In particolare nessuna censura può essere mossa al la sentenza impugnata in quanto la corte ha effettuato un penetrante controllo dell’attendibilità delle dichiarazioni rese dalla persona offesa, che risultano riscontrate anche da elementi obiettivi quali gli assegni rilasciati da G. e la scrittura privata dal medesimo sottoscritta, in data 1 luglio 2004, con la quale G. riconosceva di aver ricevuto il denaro dallo S. e si impegnava a restituirlo all’avente diritto. Ugualmente incensurabili sono le considerazioni svolte dalla Corte in ordine alla inaffidabilità delle dichiarazioni rese dal teste F.F., poichè la valutazione dell’attendibilità di un testimone è questione di fatto che rientra nel potere esclusivo del giudice del merito.

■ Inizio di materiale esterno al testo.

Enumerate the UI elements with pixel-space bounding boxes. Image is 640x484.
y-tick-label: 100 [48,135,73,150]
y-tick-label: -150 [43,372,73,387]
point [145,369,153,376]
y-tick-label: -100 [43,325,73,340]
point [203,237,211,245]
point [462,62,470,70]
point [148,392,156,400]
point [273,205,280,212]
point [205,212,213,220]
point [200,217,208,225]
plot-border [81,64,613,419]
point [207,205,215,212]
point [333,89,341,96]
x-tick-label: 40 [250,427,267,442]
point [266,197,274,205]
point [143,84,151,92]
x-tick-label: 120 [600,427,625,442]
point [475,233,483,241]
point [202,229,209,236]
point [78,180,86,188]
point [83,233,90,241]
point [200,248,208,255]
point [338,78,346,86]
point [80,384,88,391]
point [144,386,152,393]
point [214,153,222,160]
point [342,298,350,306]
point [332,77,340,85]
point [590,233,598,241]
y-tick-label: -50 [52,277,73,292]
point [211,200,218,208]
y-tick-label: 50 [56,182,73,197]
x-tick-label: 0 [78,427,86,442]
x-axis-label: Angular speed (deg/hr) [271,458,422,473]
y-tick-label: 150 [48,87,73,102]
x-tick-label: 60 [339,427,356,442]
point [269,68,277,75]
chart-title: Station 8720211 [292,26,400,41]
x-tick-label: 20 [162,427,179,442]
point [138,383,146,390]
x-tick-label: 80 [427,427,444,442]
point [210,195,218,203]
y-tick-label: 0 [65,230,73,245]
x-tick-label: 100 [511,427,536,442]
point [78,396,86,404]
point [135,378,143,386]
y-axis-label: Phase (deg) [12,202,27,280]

Per quanto riguarda il secondo motivo di ricorso, in punto di violazione di legge per l’insussistenza dei presupposti oggettivi della condotta per il reato di truffa, la censura è inammissibile, ai sensi dell’art. 603 c.p.p., comma 3, in quanto relativa a una violazione di legge non dedotta con i motivi d’appello.

Infine per quanto riguarda l’eccezione di prescrizione, è pacifico che l’inammissibilità del ricorso preclude ogni possibilità sia di far valere sia di rilevare di ufficio la prescrizione maturata nel corso del giudizio (Cass. Sez. 3, Sentenza n. 42839 del 08/10/2009 Ud. (dep. 10/11/2009) Rv. 244999).

Ai sensi dell’art. 616 cod. proc. pen., con il provvedimento che dichiara inammissibile il ricorso, l’imputato che lo ha proposto deve essere condannato al pagamento delle spese del procedimento, nonchè – ravvisandosi profili di colpa nella determinazione della causa di inammissibilità – al pagamento a favore della Cassa delle ammende di una somma che, alla luce del dictum della Corte costituzionale nella sentenza n. 186 del 2000, sussistendo profili di colpa, si stima equo determinare in euro 1.000,00 (mille/00).

Il ricorrente deve essere altresì condannato alla rifusione delle spese sostenute nel grado dalla parte civile S.L., che si liquidano come da dispositivo.

P.Q.M.

Dichiara inammissibile il ricorso e condanna il ricorrente al pagamento delle spese processuali e della somma di euro mille alla Cassa delle ammende, nonchè alla rifusione delle spese sostenute nel grado dalla parte civile S.L., che liquida in complessivi Euro 2.500,00, oltre spese generali, IVA e CPA. Così deciso in Roma, il 27 settembre 2011.

Testo non ufficiale. La sola stampa del bollettino ufficiale ha carattere legale.